On positive Matrices which have a Positive Smith Normal Form

TL;DR

This paper generalizes a known result about positive semi-definite symmetric matrices over real polynomial rings to matrices over more general algebraic domains, establishing conditions for their Smith normal form to be positive.

Contribution

It extends the positivity property of Smith normal forms from polynomial rings to symmetric matrices over formally real principal domains, under specific positivity and prime-related hypotheses.

Findings

Smith normal form has positive diagonal coefficients under certain conditions.

Counterexamples show the necessity of the additional hypothesis.

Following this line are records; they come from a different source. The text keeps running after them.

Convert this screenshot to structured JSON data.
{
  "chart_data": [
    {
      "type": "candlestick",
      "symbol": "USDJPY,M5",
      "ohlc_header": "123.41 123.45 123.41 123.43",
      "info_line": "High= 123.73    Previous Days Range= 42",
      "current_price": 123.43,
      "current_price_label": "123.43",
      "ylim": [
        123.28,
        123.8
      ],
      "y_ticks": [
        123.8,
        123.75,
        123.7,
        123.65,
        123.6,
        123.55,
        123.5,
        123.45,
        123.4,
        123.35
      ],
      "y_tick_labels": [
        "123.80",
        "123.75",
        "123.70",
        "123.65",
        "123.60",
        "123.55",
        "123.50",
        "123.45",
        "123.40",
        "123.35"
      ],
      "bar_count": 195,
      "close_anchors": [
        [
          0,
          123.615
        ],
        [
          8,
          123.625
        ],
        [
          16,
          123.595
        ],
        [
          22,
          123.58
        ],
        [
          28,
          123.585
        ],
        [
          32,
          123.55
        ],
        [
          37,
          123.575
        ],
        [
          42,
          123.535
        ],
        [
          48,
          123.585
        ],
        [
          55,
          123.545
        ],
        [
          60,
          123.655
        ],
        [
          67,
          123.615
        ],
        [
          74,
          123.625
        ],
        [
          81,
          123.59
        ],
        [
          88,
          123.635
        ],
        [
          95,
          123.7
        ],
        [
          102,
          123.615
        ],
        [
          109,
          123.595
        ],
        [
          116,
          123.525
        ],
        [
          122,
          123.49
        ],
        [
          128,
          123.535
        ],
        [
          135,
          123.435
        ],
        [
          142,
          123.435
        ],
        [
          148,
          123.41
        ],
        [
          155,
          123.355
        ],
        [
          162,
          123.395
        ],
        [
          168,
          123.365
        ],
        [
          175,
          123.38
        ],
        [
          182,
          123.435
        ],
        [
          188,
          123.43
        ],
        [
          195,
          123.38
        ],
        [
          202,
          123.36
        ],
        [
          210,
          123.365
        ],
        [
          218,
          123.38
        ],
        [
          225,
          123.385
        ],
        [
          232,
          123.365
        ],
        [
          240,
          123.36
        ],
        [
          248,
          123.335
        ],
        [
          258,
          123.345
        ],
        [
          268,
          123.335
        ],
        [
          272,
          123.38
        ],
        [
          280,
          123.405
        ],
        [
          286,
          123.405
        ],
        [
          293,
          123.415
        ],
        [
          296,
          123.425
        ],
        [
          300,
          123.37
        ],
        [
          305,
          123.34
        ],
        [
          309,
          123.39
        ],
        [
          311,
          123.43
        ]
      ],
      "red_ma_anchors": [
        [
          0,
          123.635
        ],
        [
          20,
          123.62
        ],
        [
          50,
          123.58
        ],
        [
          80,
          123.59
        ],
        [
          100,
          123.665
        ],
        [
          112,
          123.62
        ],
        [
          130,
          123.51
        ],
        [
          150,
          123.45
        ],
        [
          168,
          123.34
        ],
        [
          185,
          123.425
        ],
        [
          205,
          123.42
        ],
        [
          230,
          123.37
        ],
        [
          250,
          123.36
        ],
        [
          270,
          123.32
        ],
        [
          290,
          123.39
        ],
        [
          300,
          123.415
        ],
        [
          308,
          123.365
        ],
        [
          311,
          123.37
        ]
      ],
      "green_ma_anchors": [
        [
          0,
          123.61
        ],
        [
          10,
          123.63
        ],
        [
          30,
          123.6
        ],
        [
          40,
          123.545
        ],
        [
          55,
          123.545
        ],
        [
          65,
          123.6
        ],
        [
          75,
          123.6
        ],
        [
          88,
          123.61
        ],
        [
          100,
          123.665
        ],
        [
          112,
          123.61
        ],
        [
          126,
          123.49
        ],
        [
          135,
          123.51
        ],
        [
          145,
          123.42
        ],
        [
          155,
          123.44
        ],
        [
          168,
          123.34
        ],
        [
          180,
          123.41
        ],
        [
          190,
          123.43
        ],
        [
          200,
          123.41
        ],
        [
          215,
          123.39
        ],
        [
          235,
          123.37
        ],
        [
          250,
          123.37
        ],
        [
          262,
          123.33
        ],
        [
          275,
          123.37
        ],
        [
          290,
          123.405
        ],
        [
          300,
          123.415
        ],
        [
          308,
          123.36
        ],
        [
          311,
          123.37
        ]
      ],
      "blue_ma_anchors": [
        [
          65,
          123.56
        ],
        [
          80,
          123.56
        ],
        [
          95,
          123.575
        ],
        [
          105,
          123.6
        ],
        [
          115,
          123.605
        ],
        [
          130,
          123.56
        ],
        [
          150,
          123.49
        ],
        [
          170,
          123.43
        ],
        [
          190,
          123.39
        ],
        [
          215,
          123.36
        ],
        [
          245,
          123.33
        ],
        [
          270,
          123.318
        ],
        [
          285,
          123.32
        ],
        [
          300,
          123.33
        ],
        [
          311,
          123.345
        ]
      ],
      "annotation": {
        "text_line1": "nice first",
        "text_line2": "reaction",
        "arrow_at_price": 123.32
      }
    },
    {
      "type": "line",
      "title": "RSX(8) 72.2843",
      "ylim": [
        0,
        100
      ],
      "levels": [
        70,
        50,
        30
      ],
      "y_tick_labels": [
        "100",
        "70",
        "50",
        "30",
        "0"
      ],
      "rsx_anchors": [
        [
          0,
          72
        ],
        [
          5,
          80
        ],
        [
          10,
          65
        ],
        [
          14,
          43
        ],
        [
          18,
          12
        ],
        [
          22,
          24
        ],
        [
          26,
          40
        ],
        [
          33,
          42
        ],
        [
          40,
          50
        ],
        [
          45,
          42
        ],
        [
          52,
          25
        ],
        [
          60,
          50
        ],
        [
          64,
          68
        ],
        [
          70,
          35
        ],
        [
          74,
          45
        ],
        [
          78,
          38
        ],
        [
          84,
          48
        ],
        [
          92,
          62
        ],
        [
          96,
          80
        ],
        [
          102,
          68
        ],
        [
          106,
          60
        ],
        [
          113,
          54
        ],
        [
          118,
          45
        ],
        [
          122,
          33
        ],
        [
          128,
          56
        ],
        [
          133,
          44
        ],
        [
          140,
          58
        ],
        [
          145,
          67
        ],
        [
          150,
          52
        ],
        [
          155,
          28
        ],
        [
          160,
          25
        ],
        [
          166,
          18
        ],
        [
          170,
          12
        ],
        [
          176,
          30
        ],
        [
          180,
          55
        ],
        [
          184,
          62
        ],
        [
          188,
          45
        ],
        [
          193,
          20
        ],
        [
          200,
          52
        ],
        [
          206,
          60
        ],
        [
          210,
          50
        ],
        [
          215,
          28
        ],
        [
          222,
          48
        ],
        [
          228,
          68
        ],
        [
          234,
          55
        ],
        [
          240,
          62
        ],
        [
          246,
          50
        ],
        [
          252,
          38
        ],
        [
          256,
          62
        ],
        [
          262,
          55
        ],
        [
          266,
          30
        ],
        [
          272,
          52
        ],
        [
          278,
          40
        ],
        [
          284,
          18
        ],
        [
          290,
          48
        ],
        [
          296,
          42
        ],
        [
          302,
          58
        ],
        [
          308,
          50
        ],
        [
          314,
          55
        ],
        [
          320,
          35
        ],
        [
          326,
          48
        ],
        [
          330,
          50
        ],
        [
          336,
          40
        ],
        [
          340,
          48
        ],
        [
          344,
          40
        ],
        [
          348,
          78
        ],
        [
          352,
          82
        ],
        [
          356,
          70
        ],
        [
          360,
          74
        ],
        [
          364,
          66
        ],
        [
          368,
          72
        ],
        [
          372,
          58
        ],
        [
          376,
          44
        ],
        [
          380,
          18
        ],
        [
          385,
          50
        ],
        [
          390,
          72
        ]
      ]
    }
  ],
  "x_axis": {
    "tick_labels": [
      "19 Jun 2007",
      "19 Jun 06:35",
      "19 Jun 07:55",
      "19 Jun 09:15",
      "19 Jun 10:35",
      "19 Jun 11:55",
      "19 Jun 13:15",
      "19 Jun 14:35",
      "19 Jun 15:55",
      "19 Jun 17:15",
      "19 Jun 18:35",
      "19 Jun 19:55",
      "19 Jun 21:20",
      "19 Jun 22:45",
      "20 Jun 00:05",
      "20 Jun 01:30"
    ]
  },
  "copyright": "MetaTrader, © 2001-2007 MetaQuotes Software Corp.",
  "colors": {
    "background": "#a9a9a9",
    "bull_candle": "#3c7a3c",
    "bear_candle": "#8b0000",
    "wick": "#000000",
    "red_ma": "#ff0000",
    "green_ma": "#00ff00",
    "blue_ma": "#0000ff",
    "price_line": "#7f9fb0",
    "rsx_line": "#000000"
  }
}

Partial extension to Dedekind domains provided.

Abstract

It is known that any symmetric matrix $M$ with entries in $\R[x]$ and which is positive semi-definite for any substitution of $x\in\R$, has a Smith normal form whose diagonal coefficients are constant sign polynomials in $\R[x]$. We generalize this result by considering a symmetric matrix $M$ with entries in a formally real principal domain $A$, we assume that $M$ is positive semi-definite for any ordering on $A$ and, under one additionnal hypothesis concerning non-real primes, we show that the Smith normal of $M$ is positive, up to association. Counterexamples are given when this last hypothesis is not satisfied. We give also a partial extension of our results to the case of Dedekind domains.